The final regulations [PDF 207 KB] adopt regulations that were proposed in April 2011 with certain changes. The final regulations apply to the discharge of indebtedness income occurring on or after the date these final regulations are published in the Federal Register (which will be June 10, 2016).
Proposed regulations were issued in 2011 to address the claims by some taxpayers that the bankruptcy and insolvency exclusions under section 108 are available to the extent a grantor trust or disregarded entity is in bankruptcy or is insolvent—even if its owner is not.
The proposed regulations rejected this position, and clarified that the exclusions are available only to the extent the owner is in bankruptcy or is insolvent.The proposed regulations also provided that, in the case of a partnership, the ownership rules apply at the partner level to the partners to whom the discharge of indebtedness income is allocable. Thus, subject to the special rule for partnerships under section 108(d)(6), the proposed regulations provided that the bankruptcy exclusion applies only if the partner is under the bankruptcy court’s jurisdiction and that the insolvency exclusion applies only if the partner is insolvent.
The final regulations follow the proposed regulations and provide some additional guidance.
Consistent with the proposed regulations, the final regulations provide that the bankruptcy and insolvency exclusions are applied at the owner level. The final regulations further clarify that the bankruptcy exclusion requires the owner to be a “title 11 debtor” to be considered “under the jurisdiction” of the bankruptcy court. Moreover, when the owner is a partnership, the partner to whom the discharge of indebtedness income is allocated must be a “title 11 debtor” in order for the bankruptcy exclusion to apply. This clarifying provision was added in response to the Tax Court’s decision in the Gracia case (and related comments) that the owner could be “under the jurisdiction” of the bankruptcy court without being a title 11 debtor.
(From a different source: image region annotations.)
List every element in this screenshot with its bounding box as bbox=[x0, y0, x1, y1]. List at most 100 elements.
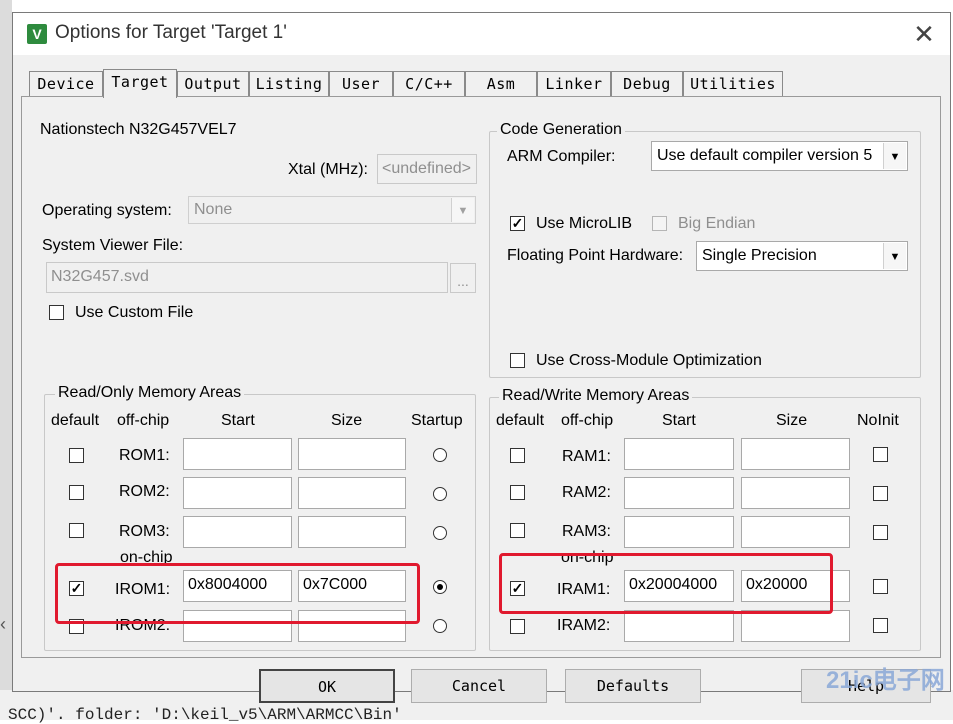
rw-header-default: default bbox=[496, 412, 545, 429]
irom2-startup-radio[interactable] bbox=[433, 619, 447, 633]
options-dialog: V Options for Target 'Target 1' ✕ Device… bbox=[12, 12, 951, 703]
rom2-default-checkbox[interactable] bbox=[69, 485, 84, 500]
title-bar: V Options for Target 'Target 1' ✕ bbox=[13, 13, 950, 55]
ram1-noinit-checkbox[interactable] bbox=[873, 447, 888, 462]
ram1-size-field[interactable] bbox=[741, 438, 850, 470]
target-tab-panel: Nationstech N32G457VEL7 Xtal (MHz): <und… bbox=[21, 96, 941, 658]
tab-debug[interactable]: Debug bbox=[611, 71, 683, 96]
rom2-startup-radio[interactable] bbox=[433, 487, 447, 501]
tab-user[interactable]: User bbox=[329, 71, 393, 96]
big-endian-checkbox[interactable] bbox=[652, 216, 667, 231]
rom3-default-checkbox[interactable] bbox=[69, 523, 84, 538]
rom2-start-field[interactable] bbox=[183, 477, 292, 509]
iram2-default-checkbox[interactable] bbox=[510, 619, 525, 634]
microlib-checkbox[interactable]: ✓ bbox=[510, 216, 525, 231]
compiler-label: ARM Compiler: bbox=[507, 148, 616, 165]
fpu-select[interactable]: Single Precision ▼ bbox=[696, 241, 908, 271]
keil-app-icon: V bbox=[27, 24, 47, 44]
xtal-label: Xtal (MHz): bbox=[288, 161, 368, 178]
iram2-label: IRAM2: bbox=[557, 617, 611, 634]
ram2-label: RAM2: bbox=[562, 484, 611, 501]
os-select[interactable]: None ▼ bbox=[188, 196, 476, 224]
tab-target[interactable]: Target bbox=[103, 69, 177, 98]
ram3-start-field[interactable] bbox=[624, 516, 734, 548]
rw-header-size: Size bbox=[776, 412, 808, 429]
chevron-down-icon: ▼ bbox=[883, 143, 906, 169]
rom3-startup-radio[interactable] bbox=[433, 526, 447, 540]
chevron-down-icon: ▼ bbox=[883, 243, 906, 269]
svf-label: System Viewer File: bbox=[42, 237, 184, 254]
iram2-size-field[interactable] bbox=[741, 610, 850, 642]
ok-button[interactable]: OK bbox=[259, 669, 395, 703]
device-name: Nationstech N32G457VEL7 bbox=[40, 121, 237, 138]
ro-header-size: Size bbox=[331, 412, 363, 429]
rw-header-noinit: NoInit bbox=[857, 412, 899, 429]
tab-c-cpp[interactable]: C/C++ bbox=[393, 71, 465, 96]
scroll-left-icon[interactable]: ‹ bbox=[0, 614, 12, 635]
rom1-start-field[interactable] bbox=[183, 438, 292, 470]
os-label: Operating system: bbox=[42, 202, 172, 219]
iram1-highlight-box bbox=[499, 553, 833, 614]
ram1-label: RAM1: bbox=[562, 448, 611, 465]
ram3-label: RAM3: bbox=[562, 523, 611, 540]
dialog-title: Options for Target 'Target 1' bbox=[55, 22, 287, 43]
ram2-default-checkbox[interactable] bbox=[510, 485, 525, 500]
rom1-startup-radio[interactable] bbox=[433, 448, 447, 462]
xtal-field[interactable]: <undefined> bbox=[377, 154, 477, 184]
iram2-start-field[interactable] bbox=[624, 610, 734, 642]
ram2-noinit-checkbox[interactable] bbox=[873, 486, 888, 501]
rw-memory-title: Read/Write Memory Areas bbox=[499, 387, 693, 405]
ram3-size-field[interactable] bbox=[741, 516, 850, 548]
microlib-label: Use MicroLIB bbox=[536, 215, 633, 232]
tab-listing[interactable]: Listing bbox=[249, 71, 329, 96]
compiler-select[interactable]: Use default compiler version 5 ▼ bbox=[651, 141, 908, 171]
ram2-start-field[interactable] bbox=[624, 477, 734, 509]
rw-header-start: Start bbox=[662, 412, 696, 429]
tab-output[interactable]: Output bbox=[177, 71, 249, 96]
ram1-start-field[interactable] bbox=[624, 438, 734, 470]
rom2-size-field[interactable] bbox=[298, 477, 406, 509]
ro-header-startup: Startup bbox=[411, 412, 463, 429]
big-endian-label: Big Endian bbox=[678, 215, 756, 232]
tab-device[interactable]: Device bbox=[29, 71, 103, 96]
rom2-label: ROM2: bbox=[119, 483, 170, 500]
ram3-default-checkbox[interactable] bbox=[510, 523, 525, 538]
rom1-default-checkbox[interactable] bbox=[69, 448, 84, 463]
defaults-button[interactable]: Defaults bbox=[565, 669, 701, 703]
custom-file-checkbox[interactable] bbox=[49, 305, 64, 320]
tab-linker[interactable]: Linker bbox=[537, 71, 611, 96]
chevron-down-icon: ▼ bbox=[451, 198, 474, 222]
rom3-start-field[interactable] bbox=[183, 516, 292, 548]
background-status-line: SCC)'. folder: 'D:\keil_v5\ARM\ARMCC\Bin… bbox=[8, 706, 402, 724]
svf-browse-button[interactable]: ... bbox=[450, 263, 476, 293]
compiler-value: Use default compiler version 5 bbox=[657, 147, 873, 164]
tab-utilities[interactable]: Utilities bbox=[683, 71, 783, 96]
cross-module-checkbox[interactable] bbox=[510, 353, 525, 368]
irom1-startup-radio[interactable] bbox=[433, 580, 447, 594]
iram2-noinit-checkbox[interactable] bbox=[873, 618, 888, 633]
svf-field[interactable]: N32G457.svd bbox=[46, 262, 448, 293]
ro-memory-title: Read/Only Memory Areas bbox=[55, 384, 245, 402]
ro-header-default: default bbox=[51, 412, 100, 429]
close-icon[interactable]: ✕ bbox=[909, 19, 939, 49]
site-watermark: 21ic电子网 bbox=[826, 667, 945, 694]
os-value: None bbox=[194, 201, 233, 218]
rom3-size-field[interactable] bbox=[298, 516, 406, 548]
rw-header-offchip: off-chip bbox=[561, 412, 614, 429]
tab-asm[interactable]: Asm bbox=[465, 71, 537, 96]
iram1-noinit-checkbox[interactable] bbox=[873, 579, 888, 594]
cancel-button[interactable]: Cancel bbox=[411, 669, 547, 703]
ram2-size-field[interactable] bbox=[741, 477, 850, 509]
rom1-size-field[interactable] bbox=[298, 438, 406, 470]
ram3-noinit-checkbox[interactable] bbox=[873, 525, 888, 540]
ro-header-start: Start bbox=[221, 412, 255, 429]
background-editor-strip bbox=[0, 0, 12, 720]
fpu-value: Single Precision bbox=[702, 247, 817, 264]
rom1-label: ROM1: bbox=[119, 447, 170, 464]
ro-header-offchip: off-chip bbox=[117, 412, 170, 429]
code-generation-title: Code Generation bbox=[497, 121, 625, 139]
rom3-label: ROM3: bbox=[119, 523, 170, 540]
fpu-label: Floating Point Hardware: bbox=[507, 247, 684, 264]
custom-file-label: Use Custom File bbox=[75, 304, 194, 321]
ram1-default-checkbox[interactable] bbox=[510, 448, 525, 463]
The preamble to the final regulations concludes that extending the bankruptcy exception to an owner who is not a debtor in bankruptcy would be inconsistent with the intended purpose of the bankruptcy exception, as reflected in the legislative history.
In addition, the final regulations acknowledge that a trust that is treated as a grantor trust for federal tax purposes may be treated as a business trust for purposes of eligibility to be a debtor in a bankruptcy case and, thus, have retained references in the final regulations to grantor trusts.
Moreover, the final regulations clarify that the indebtedness of a grantor trust or a disregarded entity is considered the indebtedness of the owner for purposes of section 108(d)(1). As a result, the final regulations provide that generally such debt is to be treated as nonrecourse for purpose of the insolvency exclusion—assuming the owner has not guaranteed the indebtedness or is not otherwise liable for it under applicable law. Accordingly, the final regulations provide that the principles of Rev. Rul. 92-53 apply to determine the extent to which such nonrecourse indebtedness is taken into account in determining the owner’s insolvency.